Located in the rural farmland of southern Hillsborough County, this cemetery has an interesting connection to a famous and mysterious prison escape.
Sitting in the small community of Lithia in southeastern Hillsborough County, the Fellowship Primitive Baptist Church and Cemetery is an interesting one to visit. It’s a small and fairly well-kept cemetery that, along with the church, appears to have been founded just prior to 1900. As can be seen in the photos, there’s a collection of interesting grave markers in the cemetery and it’s easily found on County Road 674.
However, apart from the typical cemetery trappings, the cemetery has an unusual connection to possibly the most famous prison escape in American history. On June 11, 1962, three men attempted to escape from Alcatraz Federal Penitentiary in San Francisco Bay. As big a news story as it was at the time, the 1979 movie helped make the story infamous. The movie Escape From Alcatraz, starred Clint Eastwood as one of the escapees, Frank Morris.
Official reports state that the inmates escaped from one of the most notorious prisons in the country and were never seen again. The Federal Bureau of Investigation (FBI) determined that the escapees had drowned in the frigid water of the bay as they left the island in a homemade inflatable raft built out of raincoats. On the other hand, the United States Marshals Service has kept the case open and will continue to do so until the escapees are apprehended or reach the age of 100. The Marshalls have followed up on numerous leads for over 50 years, but the three have never officially surfaced.
Two of the escapees were John and Clarence Anglin. Best known to history as the Anglin brothers, John William (born in 1930) and Clarence (born in 1931) came from a family of thirteen children, originally from Donalsonville, Georgia. Their parents, George Robert Anglin and Rachael Van Miller Anglin, were farm workers. In the early 1940s, the family moved to Ruskin, near Tampa, to find steadier work.
Ruskin is also only 15 miles (24 km) from the Fellowship Primitive Baptist Cemetery.

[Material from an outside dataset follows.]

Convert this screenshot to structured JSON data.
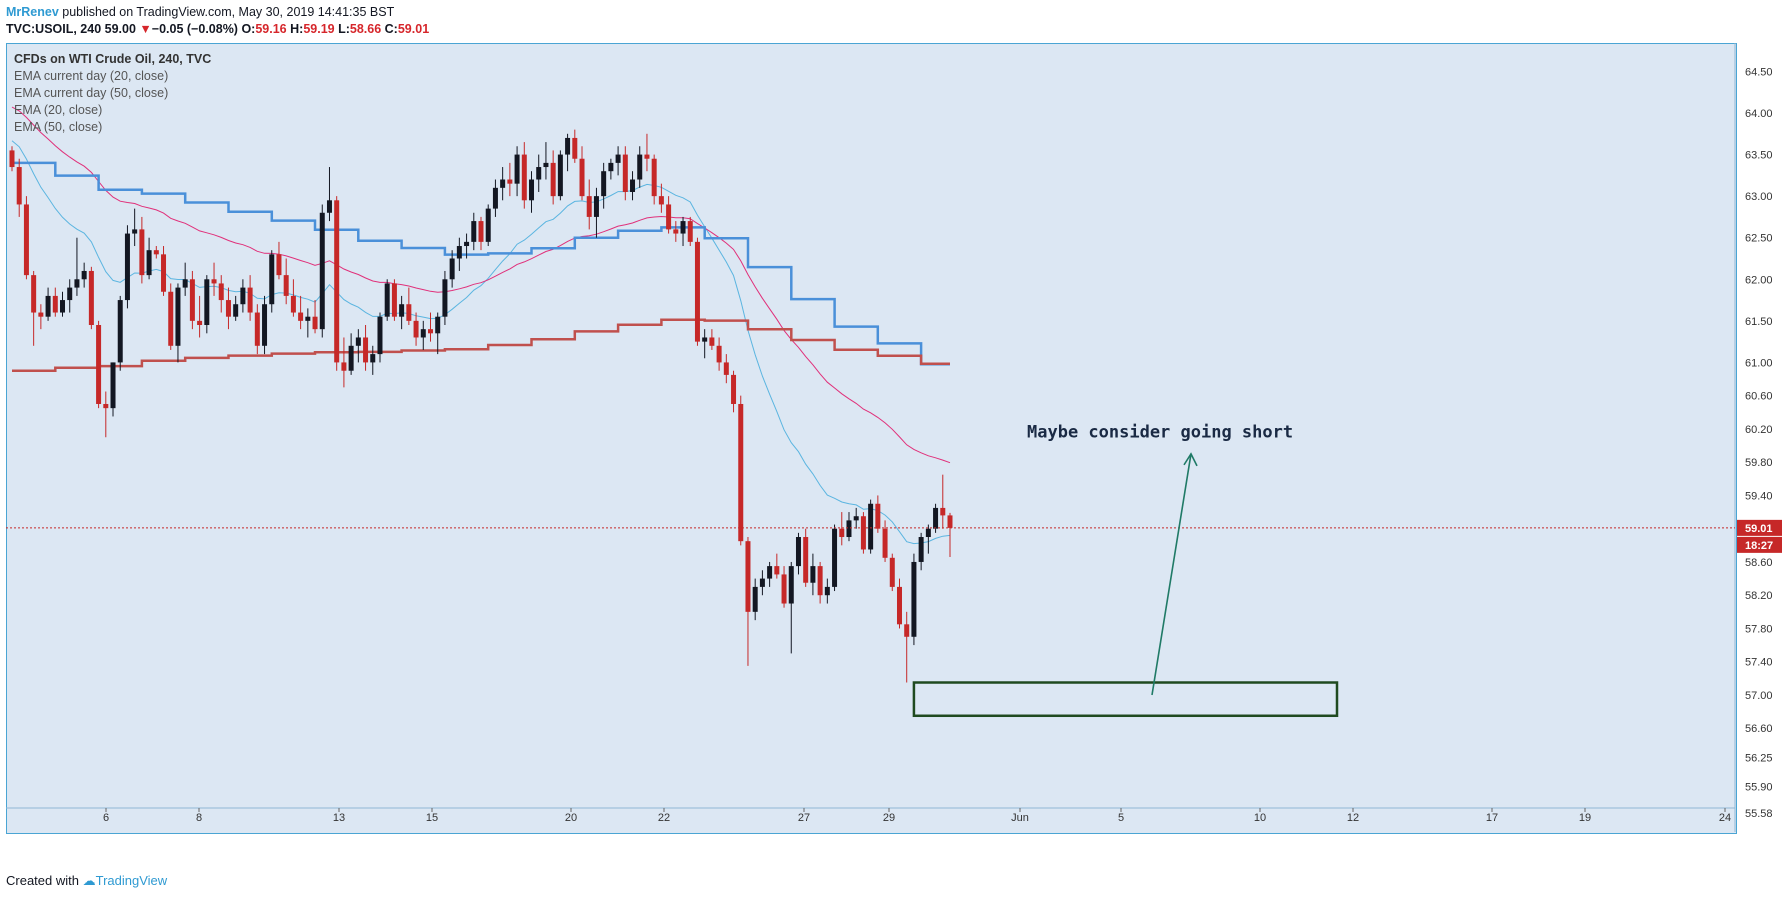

Both brothers would work as farmers and laborers in the Ruskin area. They reportedly began robbing banks together in the early 1950s, normally breaking in after business hours to avoid encountering employees or customers that could become complications.
Records show that John and Clarence, along with older brother Alfred, robbed the Columbia Savings Bank in Columbia, Alabama in 1958. The trio of brothers came away with $19,000 but Federal authorities captured them five days later in Hamilton, Ohio. During the trial, the brothers argued that the guns they used were toys. Regardless, they were convicted of both state and federal charges and sentenced to at least 25 years.
They began serving their time in the US Penitentiary, Atlanta, Georgia but John and Clarence were later transferred to the US Penitentiary, Leavenworth, Kansas after failed escape attempts. The two were considered problems at Leavenworth as well and eventually they were transferred to the US Penitentiary, Alcatraz. John arrived in 1960 as inmate AZ1476, while Clarence was transferred in 1961 as inmate AZ1485.
The outcome of the Anglin brother’s escape attempt is a significant mystery until this day. Their bodies weren’t found after the escape, nor have they appeared publicly to prove they survived. Rumors, including ones presented by some of their family members, have suggested they have been seen in California, Georgia, Florida and even Brazil.
Given the more than 50 years since their escape, rumors also tell of their eventual deaths. That may be where the Fellowship Primitive Baptist Cemetery comes in to play. There are at least eleven members of the Anglin family buried in the cemetery, including John and Clarence’s father, mother and brother Alfred. Is it possible there’s one or two unmarked graves in the cemetery? There has been speculation and rumors of secret burials.
The escape of the Anglin brothers and Frank Morris was the straw that broke the camel’s back for Alcatraz. The prison was far and away the most expensive to run in the federal prison system and it needed millions of dollars for repairs. Less than a year after the famous escape, the prison was permanently shut down. By the way, Frank Morris has never officially appeared since 1962, either.
As of 2020, the Anglin brothers continue to be considered missing by many people. Maybe on the 100th anniversary of Clarence’s death, the younger generation of Anglin’s will be able to share further information.
Anglin family members offically buried in the cemetery:
Alfred R. Anglin (1928-1964), Andrew Anglin (1889-1977), Billie M. Anglin (1935-2017), Carson C. Anglin (1934-2013), Fannie M. Anglin (d. 1985, age 82), G. Robert Anglin (b. 1896), June E. Anglin (1924-2000), Patsy Janett Anglin Cox (1939-2010), Rachel V. Anglin (1901-1973), Robert Anglin, Jr. (1926-2010) and Rufus T. Anglin (1920-2006).